Citigroup has practically no chance to push its stock back toward $600. The financial firm would need to become the dominant bank in corporate services which would include equity and debt underwriting, M&A, and investment banking. It would have to regain its top spot as the world’s largest consumer bank and brokerage firm. Finally, Citi would have to clear its balance sheet of the mortgage-backed securities it still holds and the liability from the paper it sold to clients.
9. Microsoft
Microsoft Corporation (NASDAQ: MSFT) continues to be the largest and probably most profitable software company in the world. Shares reached almost $60 late in 1999. The problem is it no longer grows anywhere near the rate it did a decade ago. At $27, its share price is about the same as it was when CEO Steve Ballmer took over in 2000. Microsoft is still remarkably profitable. It had record net income of $18.7 billion in its last fiscal year on revenue of $62.5 billion. The firm’s three traditional product lines — Windows, Services, and Business — continue to have high margins. Microsoft’s devices business, which makes and markets the Xbox, and its online search and content operations, do not.
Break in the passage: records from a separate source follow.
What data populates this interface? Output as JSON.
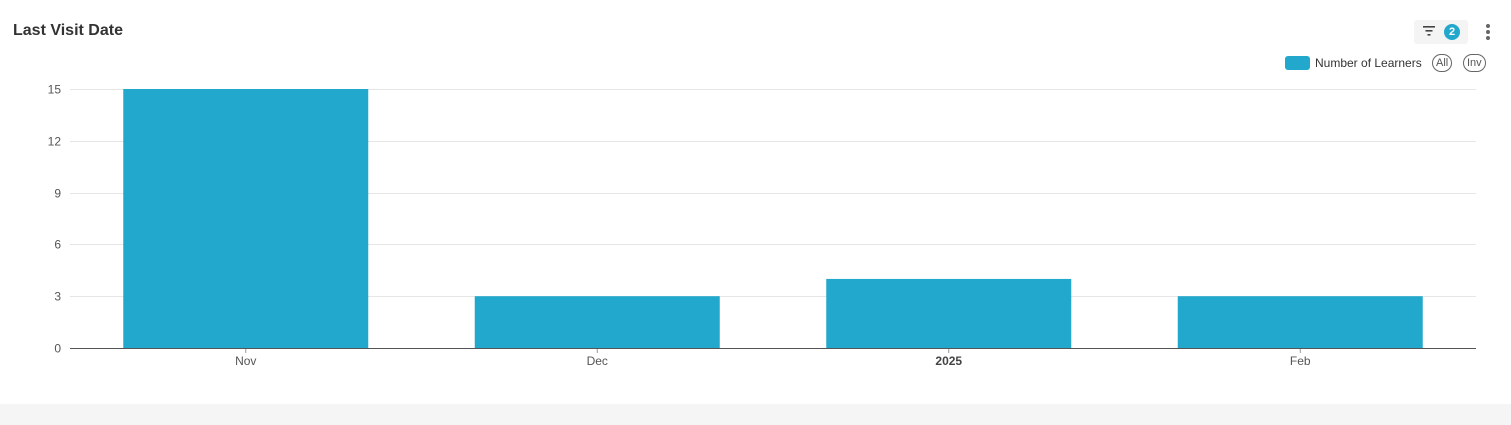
{
  "header": {
    "title": "Last Visit Date",
    "filter_icon": "filter-icon",
    "filter_count": "2",
    "more_icon": "more-vertical-icon"
  },
  "legend": {
    "label": "Number of Learners",
    "all_label": "All",
    "inv_label": "Inv"
  },
  "colors": {
    "bar": "#22a8cc",
    "grid": "#e6e6e6",
    "axis": "#555555"
  },
  "chart_data": {
    "type": "bar",
    "categories": [
      "Nov",
      "Dec",
      "2025",
      "Feb"
    ],
    "bold_categories": [
      "2025"
    ],
    "series": [
      {
        "name": "Number of Learners",
        "values": [
          15,
          3,
          4,
          3
        ]
      }
    ],
    "yticks": [
      0,
      3,
      6,
      9,
      12,
      15
    ],
    "ylim": [
      0,
      15
    ],
    "grid": true,
    "legend_position": "top-right"
  }
}
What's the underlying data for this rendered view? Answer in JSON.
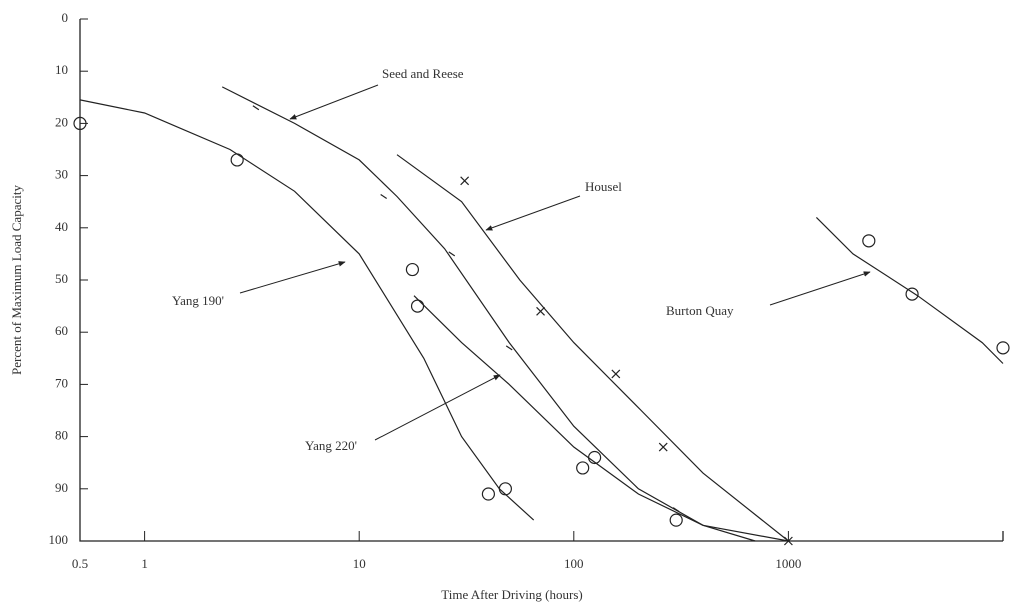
{
  "chart_data": {
    "type": "line",
    "xlabel": "Time After Driving (hours)",
    "ylabel": "Percent of Maximum Load Capacity",
    "xscale": "log",
    "xlim": [
      0.5,
      10000
    ],
    "xticks": [
      0.5,
      1,
      10,
      100,
      1000
    ],
    "ylim": [
      0,
      100
    ],
    "yticks": [
      0,
      10,
      20,
      30,
      40,
      50,
      60,
      70,
      80,
      90,
      100
    ],
    "y_inverted": true,
    "series": [
      {
        "name": "Yang 190'",
        "color": "#222222",
        "x": [
          0.5,
          1,
          2.5,
          5,
          10,
          20,
          30,
          45,
          65
        ],
        "values": [
          15.5,
          18,
          25,
          33,
          45,
          65,
          80,
          90,
          96
        ],
        "points": {
          "marker": "circle",
          "x": [
            0.5,
            2.7,
            17.7,
            40,
            48
          ],
          "values": [
            20,
            27,
            48,
            91,
            90
          ]
        }
      },
      {
        "name": "Seed and Reese",
        "color": "#222222",
        "x": [
          2.3,
          5,
          10,
          15,
          25,
          50,
          100,
          200,
          400,
          1000
        ],
        "values": [
          13,
          20,
          27,
          34,
          44,
          62,
          78,
          90,
          97,
          100
        ],
        "points": {
          "marker": "tick",
          "x": [
            3.3,
            13,
            27,
            50,
            300
          ],
          "values": [
            17,
            34,
            45,
            63,
            94
          ]
        }
      },
      {
        "name": "Yang 220'",
        "color": "#222222",
        "x": [
          18,
          30,
          50,
          100,
          200,
          400,
          700
        ],
        "values": [
          53,
          62,
          70,
          82,
          91,
          97,
          100
        ],
        "points": {
          "marker": "circle",
          "x": [
            18.7,
            110,
            125,
            300
          ],
          "values": [
            55,
            86,
            84,
            96
          ]
        }
      },
      {
        "name": "Housel",
        "color": "#222222",
        "x": [
          15,
          30,
          56,
          100,
          206,
          400,
          1000
        ],
        "values": [
          26,
          35,
          50,
          62,
          75,
          87,
          100
        ],
        "points": {
          "marker": "x",
          "x": [
            31,
            70,
            157,
            261,
            1000
          ],
          "values": [
            31,
            56,
            68,
            82,
            100
          ]
        }
      },
      {
        "name": "Burton Quay",
        "color": "#222222",
        "x": [
          1350,
          2000,
          4000,
          8000,
          10000
        ],
        "values": [
          38,
          45,
          53,
          62,
          66
        ],
        "points": {
          "marker": "circle",
          "x": [
            2370,
            3770,
            10000
          ],
          "values": [
            42.5,
            52.7,
            63
          ]
        }
      }
    ]
  }
}
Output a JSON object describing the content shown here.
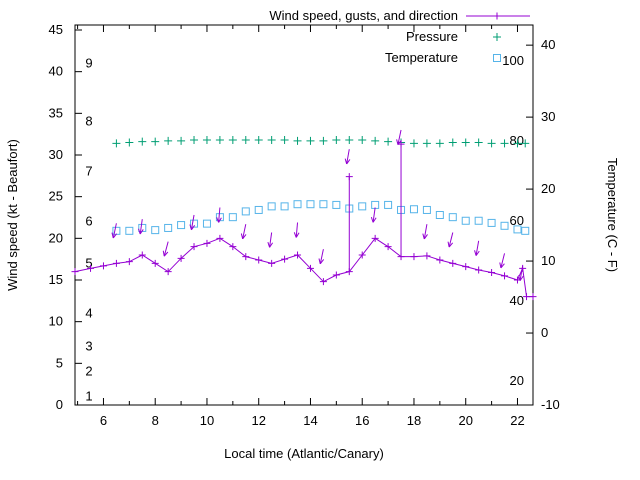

For Microsoft’s share to reach their all-time high, one of two thing would have to happen. First, it could spin off its weaker game and search divisions and pay out a large portion of its $50 billion cash balance to shareholders to share the highly profitable software portion of the company. The other, less likely alternative, is that a number of Microsoft’s new initiatives would work perfectly. This would include its joint venture with Nokia to become a leading provider of smartphone operating software, and a rapid revenue growth of its newly acquired VoIP operation — Skype.
10. Gannett
Shares of Gannett Co. Inc (NYSE: GCI) trade for slightly below $14. The country’s largest newspaper company and the owner of USA Today reported Tuesday a 2% revenue drop to $1.3 billion. Digital advertising rose 13% to $173 million, but that was not nearly enough to offset battered print sales. Gannett’s shares traded just above $86 in early 2004, before online ad sales had become a significant revenue stream in comparison to newspapers or TV. By March 2009, when print advertising was in free fall, they’ve reached a low of $2. Gannett continues to cut jobs, and recently laid off 700 workers, but eventually it will run out of people. The company cannot compete effectively in a world in which firms like Facebook have 700 million users and control a lion’s share of the online market. Print advertising has become an inefficient way to reach people who can be targeted by demography and product preferences online.
It is hard to imagine how any newspaper company could reach previous highs. Gannett has cable and broadcast TV operations. But neither is considered undervalued because each is a part of old media. Even broken into parts, Gannett is not worth terribly more than is reflected in its stock price.